Aber nicht bloss innerlich, sondern auch aeusserlich, in der Tat muessen wir unsere treue Liebe zur hl. Kirche an den Tag legen. "Es gibt drei Klassen taetiger Katholiken", schreibt wiederum Bischof Aug. Egger, "Freunde Christi, die sich wie die Apostel ganz als selbstlose Opfer an seine Sache hingeben; Diener, die sich begnuegen, die ihnen obliegenden Pflichten zu erfuellen; und Tagloehner, die nur an sich selbst denken wie die Streber, Ehrgeizigen u., deren es in allen Staenden gibt und von denen es einst heisst, dass sie ihren Lohn schon empfangen haben. Jeder entscheidet selbst, zu welcher Klasse er gehoeren will, es haengt ab von seinen Absichten und seinem Eifer."

Moechten wir doch nicht zur dritten, sondern zur zweiten, ja zur ersten Klasse gehoeren und uns stets als Freunde Christi und seiner Kirche bewaehren. Dies wird der Fall sein, wenn wir den lebendigsten Anteil an den Schicksalen der Kirche nehmen, wenn wir für die Verbreitung des Reiches Gottes wirken durch Gebet.

"Wer knieend vor dem heiligen Tabernakel - zu Jesu Herzen fuer die Heiden fleht, - auch er schwingt eine Glaubensfackel; - der groesste Missionaer ist das Gebet" (Bruder Norbert D. Cap.).

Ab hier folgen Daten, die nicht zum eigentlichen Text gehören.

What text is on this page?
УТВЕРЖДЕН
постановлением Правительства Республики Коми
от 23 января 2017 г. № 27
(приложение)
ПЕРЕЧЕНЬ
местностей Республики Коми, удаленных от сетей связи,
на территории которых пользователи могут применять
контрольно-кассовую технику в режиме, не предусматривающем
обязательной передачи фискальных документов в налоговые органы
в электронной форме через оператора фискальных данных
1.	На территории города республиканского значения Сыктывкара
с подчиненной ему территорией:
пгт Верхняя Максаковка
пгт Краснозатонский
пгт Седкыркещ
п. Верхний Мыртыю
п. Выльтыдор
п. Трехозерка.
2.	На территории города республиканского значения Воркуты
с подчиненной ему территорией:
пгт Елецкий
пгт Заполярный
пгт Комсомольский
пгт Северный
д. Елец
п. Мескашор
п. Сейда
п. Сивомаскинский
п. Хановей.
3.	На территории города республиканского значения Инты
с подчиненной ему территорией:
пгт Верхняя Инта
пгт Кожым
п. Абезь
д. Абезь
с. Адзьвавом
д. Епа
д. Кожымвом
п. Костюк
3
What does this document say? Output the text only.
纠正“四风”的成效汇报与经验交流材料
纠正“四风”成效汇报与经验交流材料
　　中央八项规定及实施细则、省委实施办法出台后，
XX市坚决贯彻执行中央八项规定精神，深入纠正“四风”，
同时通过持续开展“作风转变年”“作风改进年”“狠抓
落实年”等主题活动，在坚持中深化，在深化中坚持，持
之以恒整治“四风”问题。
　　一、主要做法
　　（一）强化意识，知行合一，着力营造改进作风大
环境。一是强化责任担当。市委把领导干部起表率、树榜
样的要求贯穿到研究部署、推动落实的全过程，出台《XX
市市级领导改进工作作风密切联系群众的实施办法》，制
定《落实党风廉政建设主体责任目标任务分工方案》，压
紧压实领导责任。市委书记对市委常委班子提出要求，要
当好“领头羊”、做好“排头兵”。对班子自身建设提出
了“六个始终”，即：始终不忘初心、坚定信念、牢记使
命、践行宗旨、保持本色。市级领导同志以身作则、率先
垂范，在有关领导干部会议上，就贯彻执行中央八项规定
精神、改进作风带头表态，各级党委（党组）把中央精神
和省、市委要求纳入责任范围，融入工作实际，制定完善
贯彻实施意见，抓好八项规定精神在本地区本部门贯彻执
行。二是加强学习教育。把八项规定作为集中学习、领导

Auch erwartet der liebe Gott von uns, dass wir unsere Anhaenglichkeit gegen die hl. Kirche, soweit wir koennen, auch durch Liebesgaben für die Interessen der Kirche betaetigen.

Der beruehmte Daniel D´Connel (1775 bis 1847), dieser treueste Sohn seiner Heimat und der hl. Kirche, schrieb in sein Testament: "Meinen Leib der vaterlaendischen Erde, mein Herz Rom, meine Seele Gott!" Ein schoenes Vermaechtnis! Moechten auch wir so denken, fuehlen, handeln!

Zur Fahne halt´ich, die ich auserkoren; Die lass ich nicht, ich hab´es Gott geschworen.